- Roger Federer beats Andy Murray to reach the semifinals of the Australian Open
- The sixth seed appears in the last four for the 11th year in a row
- 17-time grand slam winner Federer advances to a meeting with top seed Rafael Nadal
- World No. 1 Nadal defeats Grigor Dimitrov in his quarterfinal
While all about him were losing their heads, Roger Federer kept his cool.
In a week when grand slam champions have been falling like flies at the Australian Open, the old master survived a fourth-set fightback to defeat world No. 4 Andy Murray 6-3 6-4 6-7 (6-8) 6-3.
Federer's win means he advances to the last four in Melbourne for the 11th year in a row, with his archrival Rafael Nadal standing between him and a sixth final.
Top seed Nadal had beaten Bulgaria's Grigor Dimitrov earlier on Wednesday to continue his bid for a 14th grand slam title.

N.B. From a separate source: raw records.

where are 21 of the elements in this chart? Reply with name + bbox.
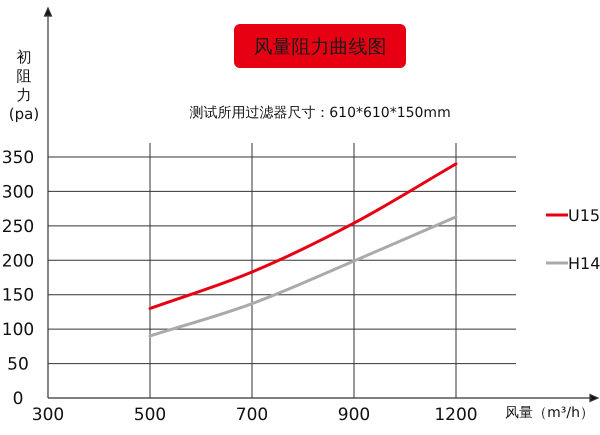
- x-tick-label: 900: [338, 405, 370, 425]
- x-tick-label: 700: [236, 405, 268, 425]
- legend-label: H14: [568, 254, 600, 273]
- legend-label: U15: [568, 206, 600, 225]
- x-tick-label: 1200: [434, 405, 478, 425]
- line-series: [148, 162, 458, 310]
- x-tick-label: 500: [134, 405, 166, 425]
- chart-title: 风量阻力曲线图: [254, 36, 386, 58]
- x-tick-label: 300: [32, 405, 64, 425]
- y-tick-label: 300: [2, 182, 34, 202]
- y-tick-label: 200: [2, 251, 34, 272]
- y-tick-label: 150: [2, 286, 34, 306]
- y-tick-label: 250: [2, 216, 34, 237]
- line-series: [148, 215, 458, 338]
- y-tick-label: 50: [7, 354, 29, 375]
- chart-subtitle: 测试所用过滤器尺寸：610*610*150mm: [189, 105, 451, 121]
- y-axis-title: 初阻力(pa): [8, 48, 40, 123]
- x-axis-title: 风量（m³/h）: [505, 405, 594, 421]
- y-tick-label: 100: [2, 320, 34, 340]
- y-tick-label: 350: [2, 148, 34, 168]
- y-tick-label: 0: [12, 389, 24, 409]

Federer and Nadal met in the semifinals two years ago, the latter emerging victorious, while the Spaniard holds a 22-10 winning record over the Swiss star having won the last four matches between them.

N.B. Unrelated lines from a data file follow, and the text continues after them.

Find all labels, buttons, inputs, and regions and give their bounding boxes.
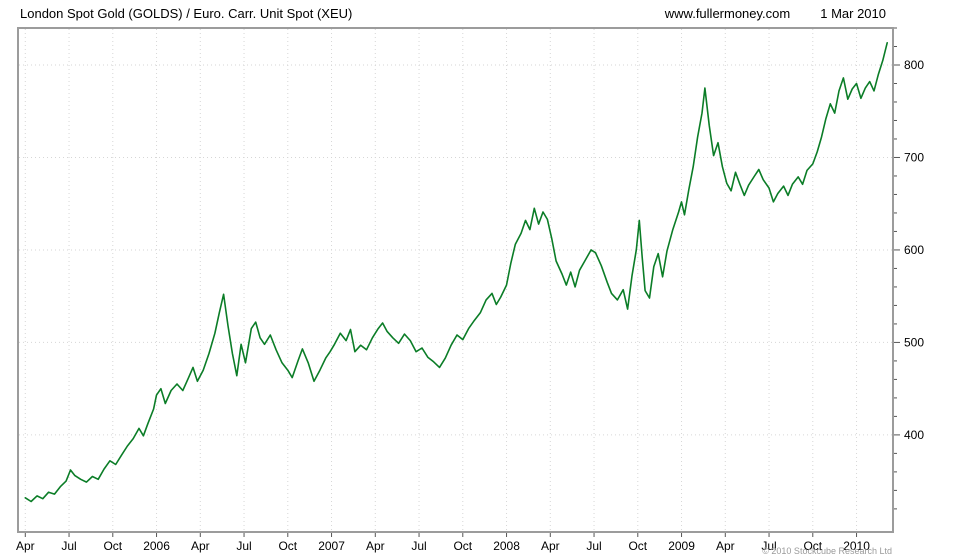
header-right: www.fullermoney.com 1 Mar 2010 — [665, 6, 886, 21]
x-axis-label: 2010 — [843, 539, 870, 553]
x-axis-label: Apr — [191, 539, 210, 553]
x-axis-label: Oct — [453, 539, 472, 553]
website-text: www.fullermoney.com — [664, 6, 791, 21]
chart-date: 1 Mar 2010 — [820, 6, 886, 21]
x-axis-label: Apr — [366, 539, 385, 553]
y-axis-label: 400 — [904, 428, 924, 442]
chart-title: London Spot Gold (GOLDS) / Euro. Carr. U… — [20, 6, 353, 21]
plot-border — [17, 27, 894, 533]
x-axis-label: Oct — [628, 539, 647, 553]
x-axis-label: Oct — [278, 539, 297, 553]
y-axis-label: 700 — [904, 150, 924, 164]
y-axis-label: 500 — [904, 335, 924, 349]
x-axis-label: Oct — [803, 539, 822, 553]
x-axis-label: Apr — [541, 539, 560, 553]
x-axis-label: Apr — [16, 539, 35, 553]
x-axis-label: 2008 — [493, 539, 520, 553]
x-axis-label: Jul — [761, 539, 776, 553]
price-line — [24, 41, 889, 503]
x-axis-label: Jul — [411, 539, 426, 553]
x-axis-label: Jul — [61, 539, 76, 553]
x-axis-label: 2006 — [143, 539, 170, 553]
x-axis-label: 2007 — [318, 539, 345, 553]
x-axis-label: Jul — [586, 539, 601, 553]
y-axis-label: 800 — [904, 58, 924, 72]
x-axis-label: Apr — [716, 539, 735, 553]
x-axis-label: Oct — [103, 539, 122, 553]
copyright-text: © 2010 Stockcube Research Ltd — [762, 546, 892, 556]
x-axis-label: 2009 — [668, 539, 695, 553]
x-axis-label: Jul — [236, 539, 251, 553]
y-axis-label: 600 — [904, 243, 924, 257]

"He's been tough to play against, no doubt," Federer told reporters when asked about Nadal.
"I'm happy I get a chance to play him in a grand slam again. I don't remember the last time we played."
Federer recently recruited six-time grand slam winner Stefan Edberg to his coaching team, with the Swede set to spent 10 weeks working with the former world No. 1 throughout the season.
With Edberg now onside, Federer is hoping he can reverse his fortunes against Nadal.
"The head-to-head record is in his favor," the 32-year-old told reporters. "I'm looking forward to speaking to Stefan, because when we spoke together, you know, when he came to Dubai and we spoke about the game, we clearly spoke about playing Rafa, as well.
"He thought he had some good ideas, so I'm looking forward to what he has to say."
Nadal narrowly avoided joining second seed Novak Djokovic -- beaten by Federer's compatriot Stanislas Wawrinka on Tuesday -- on the sidelines, eventually overcoming Dimitrov, the Bulgarian's cheering section and a nasty blister on the Spaniard's left palm.
The world No. 1 prevailed 3-6 7-6 7-6 6-2, saving three set points in the third set.
"I was so lucky," Nadal said in an on-court interview. "I felt anything could happen in the third set.
"A lot of Bulgarians here today. Thanks everyone for supporting -- it was a great atmosphere. I hope you enjoyed it. I suffered a lot."
Nadal said the blister, which troubled him in the previous round, particularly affects him on serve and he duly struck three double faults in one game.
But it was Dimitrov -- the man, now to his dismay, still being compared to Federer because of their similar styles -- who faltered on the key points. He missed a makeable forehand and return on two of his three set points in the third.
His backers were frequently out of their chairs chanting his name throughout the three-and-a-half-hour encounter, prompting one fan to counter, "Shut up and sit down."
Dimitrov left the court in tears and then became emotional when speaking to reporters.
"It should hurt, and it does hurt," said the Bulgarian.